I emerged from the subway and came across a scruffy, skinny young man in cut off jeans and oversize shoes. He was headed into the subway. Asked him where the basilica was. He spat something dark (chaw?) He then turned around and escorted me to the basilica. Then he turned around and went back to the subway.

The basilica is very kitschy. It was done in the early 1960's and it screams that era. In fact, I was flashing back to visiting the 1964 World's Fair in Flushing with Daddy and some of my siblings; forget which. (I remember we phoned someone at home through a special phone.)

The gigantic mosaic Jesus on the ceiling at the end of the main aisle has blond hair.

Kitsch. A blond haired Jesus. Bad, no?

And yet I felt a profound spirituality here that I did not feel at the National Cathedral. I spent as long in this church as at the other, and not once did anyone make a crack about my poor clothes, or my backpack. I wasn't the poorest looking person there. The neighborhood is godawful. You ride through slums to get there, not through expansive ambassadorial mansions.
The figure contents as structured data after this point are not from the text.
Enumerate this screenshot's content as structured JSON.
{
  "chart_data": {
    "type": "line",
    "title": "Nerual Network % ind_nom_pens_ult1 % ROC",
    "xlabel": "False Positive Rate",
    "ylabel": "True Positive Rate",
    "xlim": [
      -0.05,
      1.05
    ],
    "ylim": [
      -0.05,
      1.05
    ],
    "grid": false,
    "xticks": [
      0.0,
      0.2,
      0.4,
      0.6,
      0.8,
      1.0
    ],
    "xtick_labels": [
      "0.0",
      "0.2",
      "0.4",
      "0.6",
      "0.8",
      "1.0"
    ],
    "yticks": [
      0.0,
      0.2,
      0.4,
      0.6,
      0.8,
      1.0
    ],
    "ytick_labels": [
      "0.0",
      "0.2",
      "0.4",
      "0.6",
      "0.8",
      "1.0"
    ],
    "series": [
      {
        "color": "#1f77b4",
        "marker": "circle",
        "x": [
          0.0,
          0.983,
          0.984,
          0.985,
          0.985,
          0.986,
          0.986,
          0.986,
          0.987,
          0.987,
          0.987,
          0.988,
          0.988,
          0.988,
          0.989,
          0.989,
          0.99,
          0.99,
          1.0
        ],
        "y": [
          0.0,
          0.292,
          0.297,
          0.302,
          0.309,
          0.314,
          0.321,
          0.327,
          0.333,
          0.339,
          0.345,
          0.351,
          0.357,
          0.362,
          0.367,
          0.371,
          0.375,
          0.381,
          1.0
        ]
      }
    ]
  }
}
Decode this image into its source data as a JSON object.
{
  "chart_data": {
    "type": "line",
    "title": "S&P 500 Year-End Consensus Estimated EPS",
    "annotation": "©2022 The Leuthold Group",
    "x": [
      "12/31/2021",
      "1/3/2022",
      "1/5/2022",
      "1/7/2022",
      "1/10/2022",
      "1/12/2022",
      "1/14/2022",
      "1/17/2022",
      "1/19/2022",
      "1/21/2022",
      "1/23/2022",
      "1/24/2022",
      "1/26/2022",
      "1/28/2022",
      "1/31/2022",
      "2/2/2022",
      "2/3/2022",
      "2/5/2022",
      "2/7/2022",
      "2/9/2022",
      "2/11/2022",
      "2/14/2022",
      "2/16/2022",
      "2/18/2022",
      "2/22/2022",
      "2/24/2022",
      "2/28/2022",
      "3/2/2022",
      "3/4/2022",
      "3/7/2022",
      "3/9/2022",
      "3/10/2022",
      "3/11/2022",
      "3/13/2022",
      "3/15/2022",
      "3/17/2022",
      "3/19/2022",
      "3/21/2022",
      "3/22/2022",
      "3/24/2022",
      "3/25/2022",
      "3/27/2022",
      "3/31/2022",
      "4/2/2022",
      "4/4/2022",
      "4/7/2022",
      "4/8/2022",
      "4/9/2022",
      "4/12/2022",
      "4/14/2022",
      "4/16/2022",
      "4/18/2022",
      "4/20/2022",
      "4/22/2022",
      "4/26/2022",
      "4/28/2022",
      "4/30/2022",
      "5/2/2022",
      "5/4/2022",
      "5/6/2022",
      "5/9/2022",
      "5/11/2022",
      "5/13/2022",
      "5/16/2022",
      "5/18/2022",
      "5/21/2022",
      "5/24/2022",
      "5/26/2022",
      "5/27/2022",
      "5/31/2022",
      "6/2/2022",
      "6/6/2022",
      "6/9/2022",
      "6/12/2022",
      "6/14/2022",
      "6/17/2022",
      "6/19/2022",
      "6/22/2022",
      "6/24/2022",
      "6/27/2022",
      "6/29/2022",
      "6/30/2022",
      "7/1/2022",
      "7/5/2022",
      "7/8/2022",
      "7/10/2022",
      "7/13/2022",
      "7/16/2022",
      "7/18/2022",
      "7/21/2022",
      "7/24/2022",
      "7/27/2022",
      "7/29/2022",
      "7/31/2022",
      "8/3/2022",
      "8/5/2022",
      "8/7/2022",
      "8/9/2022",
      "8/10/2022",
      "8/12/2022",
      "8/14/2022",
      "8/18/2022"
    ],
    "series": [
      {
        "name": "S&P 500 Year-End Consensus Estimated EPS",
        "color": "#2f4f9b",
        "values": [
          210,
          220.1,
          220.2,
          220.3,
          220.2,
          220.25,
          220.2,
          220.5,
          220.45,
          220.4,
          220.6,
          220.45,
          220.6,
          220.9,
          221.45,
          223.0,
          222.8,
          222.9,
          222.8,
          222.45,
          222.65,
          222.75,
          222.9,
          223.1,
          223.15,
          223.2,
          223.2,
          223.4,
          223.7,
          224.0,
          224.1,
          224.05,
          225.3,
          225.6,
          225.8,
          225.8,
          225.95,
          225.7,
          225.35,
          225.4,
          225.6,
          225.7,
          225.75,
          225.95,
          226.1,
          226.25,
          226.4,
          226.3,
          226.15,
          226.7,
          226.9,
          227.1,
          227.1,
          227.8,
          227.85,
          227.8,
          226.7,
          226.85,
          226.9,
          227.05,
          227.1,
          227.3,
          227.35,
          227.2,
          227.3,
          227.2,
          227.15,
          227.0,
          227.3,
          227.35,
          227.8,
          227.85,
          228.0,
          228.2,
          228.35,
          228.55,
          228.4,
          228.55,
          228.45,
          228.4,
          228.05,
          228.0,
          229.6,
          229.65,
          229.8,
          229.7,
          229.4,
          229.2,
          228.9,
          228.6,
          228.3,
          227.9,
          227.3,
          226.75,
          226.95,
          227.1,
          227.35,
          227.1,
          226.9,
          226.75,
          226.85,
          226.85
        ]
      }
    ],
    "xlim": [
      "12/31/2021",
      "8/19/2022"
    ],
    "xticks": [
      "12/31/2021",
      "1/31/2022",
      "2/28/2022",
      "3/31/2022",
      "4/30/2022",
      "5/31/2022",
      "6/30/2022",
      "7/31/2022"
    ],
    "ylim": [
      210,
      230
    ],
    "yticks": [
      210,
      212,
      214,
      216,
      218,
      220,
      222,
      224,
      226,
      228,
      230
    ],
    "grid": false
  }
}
The center aisle is lined by chapels devoted to Mary as she is revered in various countries. These aren't rich countries and the people who revere her are pathetic. There is Our Lady of Częstochowa, Our Lady of Sorrows from Slovakia, Our Lady of Siluva from Lithuania, Guadalupe from Mexico, Our Lady of Antipolo from the Philippines, Our Lady of China. Yes, Jesus is blond in this church, but there are at least two black Marys – Częstochowa and Antipolo, and one Indian Mary – Guadalupe, and Our Lady of China has Chinese features and wears a Chinese costume.

And there were Filipinos praying there, and Black people…nothing like the hoards of undifferentiated WASPs at the National Cathedral. I like that about Catholicism. And I like it that you can always hear babies crying in Catholic churches. We don't have special soundproof rooms we put them in.

I wanted to stay longer, much longer, but I had bought a Greyhound ticket for six, so I did something atypical for me – bought the souvenir booklet – and left. Ran into the skinny kid with the chaw; he was coming out of the subway as I was going in. I smiled and waved; so did he.

Last minute panic – I had miscalculated space and time (nothing new) and had to run to get to the bus station. Walked beside a Jamaican man in a red fur cap (in DC? In summer? One must suffer to be beautiful.) He was skinny and young so he kept me at a quick pace. Got to the station just in time.